The test article was evenly dispersed on the skin. It was covered with a gauze-lined semiocclusive dressing fastened around the trunk with an adhesive elastic bandage. After 24 hours the dressing was removed and the skin was cleaned with lukewarm water. Thereafter the skin reaction was appraised repeatedly,
Duration of exposure:
24 hours
Doses:
2000 mg/kg
No. of animals per sex per dose:
5 males and 5 females
Control animals:
no
Details on study design:
- Duration of observation period following administration: 14 days
- Frequency of observations and weighing: Observed for mortality daily, a.m. and p.m. on working days, a.m. on weekend days. Observed for signs and symptoms daily.
- Body weights: immediately before application and on days 7 and 14.
- Necropsy of survivors performed: yes
Statistics:
Not needed
Sex:
male/female
Dose descriptor:
LD50
Effect level:
> 2 000 mg/kg bw
Based on:
test mat.
Mortality:
No mortalities occurred in this study.
Clinical signs:
other: Piloerection was observed in males and females on the day of application. At the application site, erythema was observed in the females followed by slight necrosis. Females recovered within 14 days.
Gross pathology:
No deviations from normal morphology were found.
Interpretation of results:
GHS criteria not met
Remarks:
Not classified by CLP criteria
Conclusions:
In a guideline (OECD 402) rat study, the acute dermal LD50 of Irgastab CH 302 was > 2,000 mg/kg. No mortality occurred during the study.
Endpoint conclusion
Endpoint conclusion:
no adverse effect observed
Dose descriptor:
LD50
Value:
2 000 mg/kg bw

Additional information

In an exploratory study, the acute oral LD50 of Irgastab CH 302 in rats was > 2,000 mg/kg.
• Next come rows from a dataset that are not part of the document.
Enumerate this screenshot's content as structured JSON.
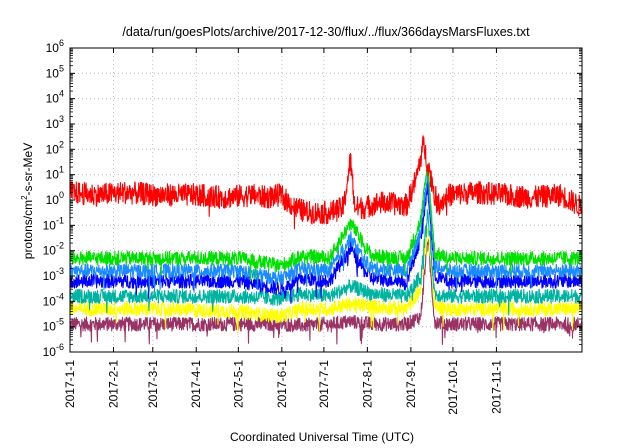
{
  "chart_data": {
    "type": "line",
    "title": "/data/run/goesPlots/archive/2017-12-30/flux/../flux/366daysMarsFluxes.txt",
    "xlabel": "Coordinated Universal Time (UTC)",
    "ylabel": {
      "base": "protons/cm",
      "sup": "2",
      "rest": "-s-sr-MeV"
    },
    "log_y": true,
    "ylim_exp": [
      -6,
      6
    ],
    "y_tick_exponents": [
      -6,
      -5,
      -4,
      -3,
      -2,
      -1,
      0,
      1,
      2,
      3,
      4,
      5,
      6
    ],
    "y_tick_base": "10",
    "xlim_days": [
      0,
      365
    ],
    "grid": true,
    "x_ticks": [
      {
        "label": "2017-1-1",
        "day": 0
      },
      {
        "label": "2017-2-1",
        "day": 31
      },
      {
        "label": "2017-3-1",
        "day": 59
      },
      {
        "label": "2017-4-1",
        "day": 90
      },
      {
        "label": "2017-5-1",
        "day": 120
      },
      {
        "label": "2017-6-1",
        "day": 151
      },
      {
        "label": "2017-7-1",
        "day": 181
      },
      {
        "label": "2017-8-1",
        "day": 212
      },
      {
        "label": "2017-9-1",
        "day": 243
      },
      {
        "label": "2017-10-1",
        "day": 273
      },
      {
        "label": "2017-11-1",
        "day": 304
      }
    ],
    "series": [
      {
        "color": "#993366",
        "baseline_log10": -4.9,
        "x": [
          0,
          60,
          120,
          150,
          165,
          185,
          200,
          215,
          240,
          250,
          255,
          260,
          270,
          300,
          330,
          365
        ],
        "y_log10": [
          -4.9,
          -4.9,
          -4.9,
          -4.9,
          -4.95,
          -4.9,
          -4.8,
          -4.9,
          -4.9,
          -4.6,
          -1.5,
          -4.8,
          -4.9,
          -4.9,
          -4.9,
          -4.9
        ]
      },
      {
        "color": "#ffff00",
        "baseline_log10": -4.3,
        "x": [
          0,
          60,
          120,
          150,
          165,
          185,
          200,
          215,
          240,
          250,
          255,
          260,
          270,
          300,
          330,
          365
        ],
        "y_log10": [
          -4.3,
          -4.3,
          -4.4,
          -4.6,
          -4.3,
          -4.3,
          -4.1,
          -4.2,
          -4.3,
          -3.5,
          -1.0,
          -4.2,
          -4.3,
          -4.3,
          -4.3,
          -4.3
        ]
      },
      {
        "color": "#00b3a0",
        "baseline_log10": -3.8,
        "x": [
          0,
          60,
          120,
          150,
          165,
          185,
          200,
          215,
          240,
          250,
          255,
          260,
          270,
          300,
          330,
          365
        ],
        "y_log10": [
          -3.8,
          -3.8,
          -3.8,
          -3.9,
          -3.7,
          -3.8,
          -3.4,
          -3.7,
          -3.8,
          -3.0,
          -0.5,
          -3.7,
          -3.8,
          -3.8,
          -3.8,
          -3.8
        ]
      },
      {
        "color": "#0000ff",
        "baseline_log10": -3.2,
        "x": [
          0,
          60,
          120,
          150,
          165,
          185,
          200,
          210,
          215,
          240,
          250,
          255,
          260,
          270,
          300,
          330,
          365
        ],
        "y_log10": [
          -3.2,
          -3.2,
          -3.2,
          -3.5,
          -3.1,
          -3.2,
          -1.9,
          -2.8,
          -3.1,
          -3.2,
          -1.5,
          0.5,
          -3.0,
          -3.2,
          -3.2,
          -3.2,
          -3.2
        ]
      },
      {
        "color": "#1a8cff",
        "baseline_log10": -2.8,
        "x": [
          0,
          60,
          120,
          150,
          165,
          185,
          200,
          210,
          215,
          240,
          250,
          255,
          260,
          270,
          300,
          330,
          365
        ],
        "y_log10": [
          -2.8,
          -2.8,
          -2.8,
          -3.1,
          -2.7,
          -2.8,
          -1.5,
          -2.4,
          -2.7,
          -2.8,
          -1.2,
          1.0,
          -2.6,
          -2.8,
          -2.8,
          -2.8,
          -2.8
        ]
      },
      {
        "color": "#00e000",
        "baseline_log10": -2.3,
        "x": [
          0,
          60,
          120,
          150,
          165,
          185,
          200,
          210,
          215,
          240,
          250,
          255,
          260,
          270,
          300,
          330,
          365
        ],
        "y_log10": [
          -2.3,
          -2.3,
          -2.3,
          -2.6,
          -2.2,
          -2.3,
          -0.9,
          -1.8,
          -2.2,
          -2.3,
          -0.8,
          1.4,
          -2.1,
          -2.3,
          -2.3,
          -2.3,
          -2.3
        ]
      },
      {
        "color": "#ff0000",
        "baseline_log10": 0.2,
        "x": [
          0,
          20,
          40,
          60,
          90,
          110,
          130,
          140,
          150,
          160,
          170,
          185,
          195,
          200,
          203,
          210,
          220,
          240,
          247,
          252,
          256,
          262,
          270,
          290,
          310,
          330,
          350,
          365
        ],
        "y_log10": [
          0.3,
          0.2,
          0.3,
          0.2,
          0.2,
          0.1,
          0.2,
          0.1,
          0.2,
          -0.3,
          -0.5,
          -0.5,
          -0.3,
          1.6,
          -0.3,
          -0.3,
          -0.1,
          -0.2,
          0.9,
          2.2,
          1.2,
          -0.2,
          0.2,
          0.3,
          0.2,
          0.1,
          0.2,
          -0.3
        ]
      }
    ]
  }
}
In a guideline (OECD 402) rat study, the acute dermal LD50 of Irgastab CH 302 was > 2,000 mg/kg.

No mortality occurred during these studies.

Justification for classification or non-classification

Based on the availble data, Irgastab CH 302 is not classified for acute oral or acute dermal toxicity according to Regulation (EC) No 1272/2008.